What’s it like processing all of this with students?

Every evening we sit down and we talk, It’s very difficult. For me, the summer was really hard, even months after. You can’t get the images out of your head. When we met again in the fall, the students talked about how difficult it had been for them all summer to revisit those images and conversations.

What does it say about our country theologically, the way we’re treating migrants?

It’s just so unethical. It runs against the grain of all the Abrahamic religions, against what Judaism, Islam and Christianity say about how you treat sojourners. It’s heartbreaking, so callous and so far from the gospel, from the good news that Jesus preached.
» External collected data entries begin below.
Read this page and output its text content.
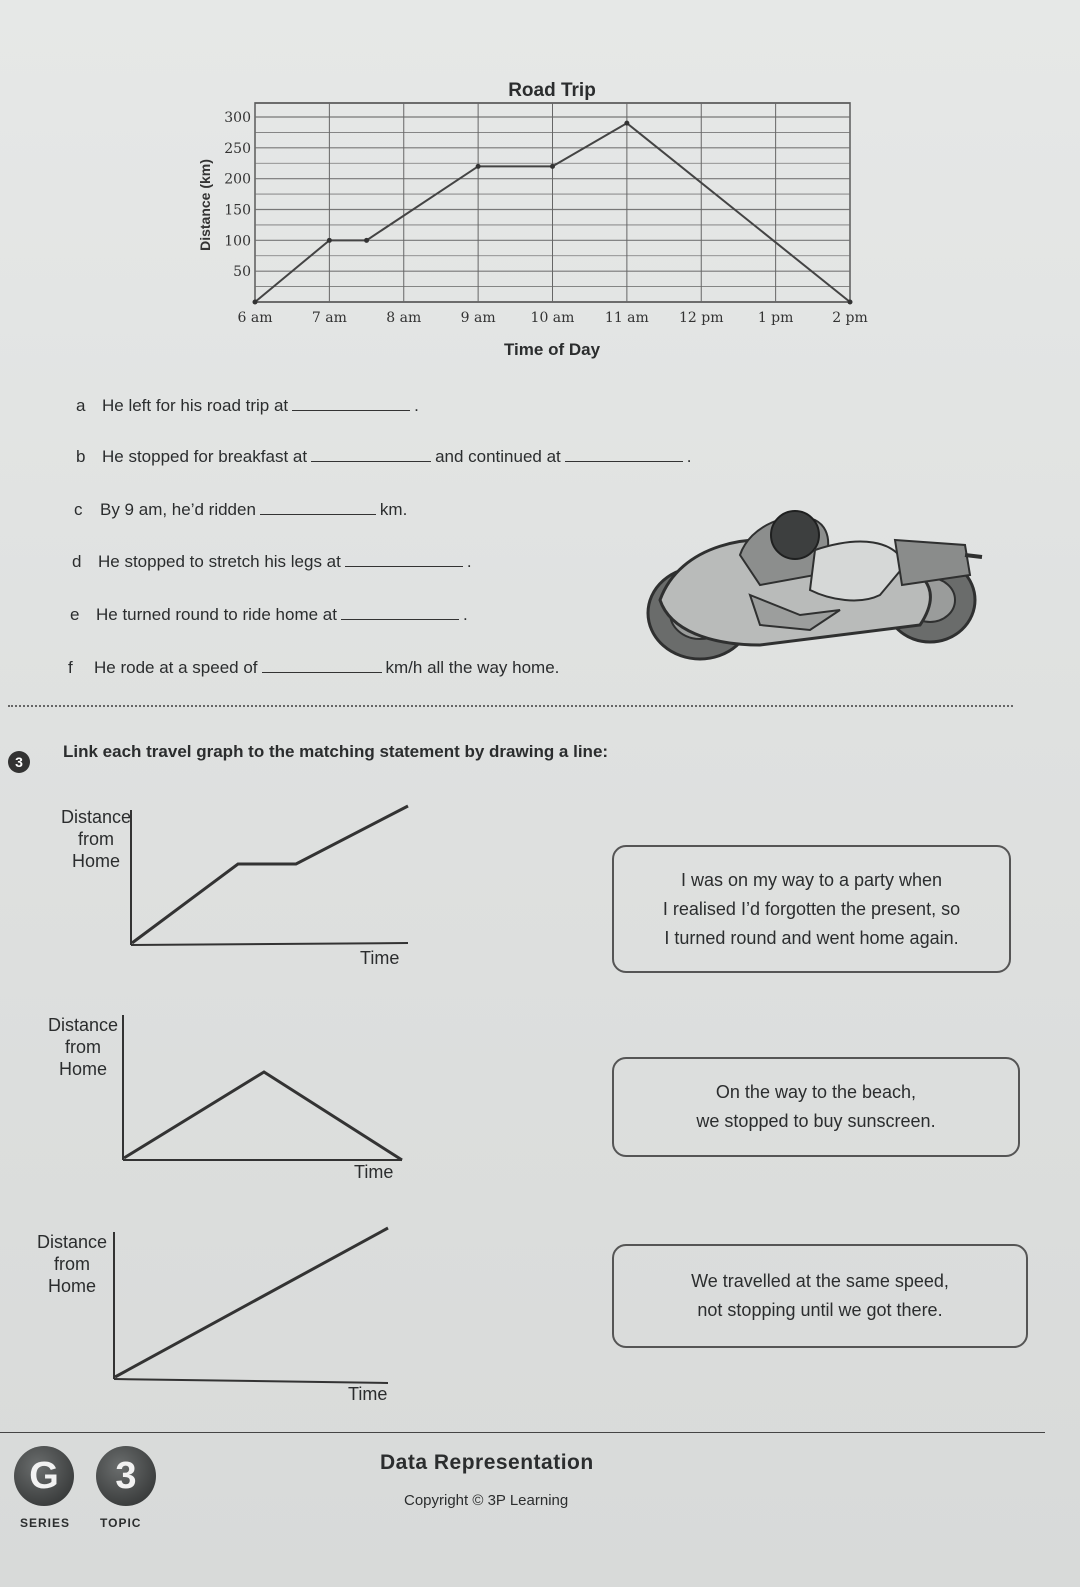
Road Trip
50
100
150
200
250
300
6 am	7 am	8 am	9 am 10 am 11 am 12 pm 1 pm	2 pm
Distance (km)
Time of Day
a He left for his road trip at	.
b He stopped for breakfast at	and continued at	.
c By 9 am, he’d ridden	km.
d He stopped to stretch his legs at	.
e He turned round to ride home at	.
f He rode at a speed of	km/h all the way home.
3
Link each travel graph to the matching statement by drawing a line:
Distance
from
Home
Time
Distance
from
Home
Time
Distance
from
Home
Time
I was on my way to a party when
I realised I’d forgotten the present, so
I turned round and went home again.
On the way to the beach,
we stopped to buy sunscreen.
We travelled at the same speed,
not stopping until we got there.
G	3
SERIES TOPIC
Data Representation
Copyright © 3P Learning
It’s such a void of any light that all you feel is an oppressive darkness, whatever good news you could bring, it seems to be swallowed up by a government that just hates immigrants. I never regret going to the border, ever. It’s a place that we need to be as a school, and we need to be as a community of people who profess justice and faith, but it’s not easy. However, I’ll keep going back as long as I can. You can’t unsee it. I want students to remember that, to carry that with them, and do with it what they will in their own time and in their own way.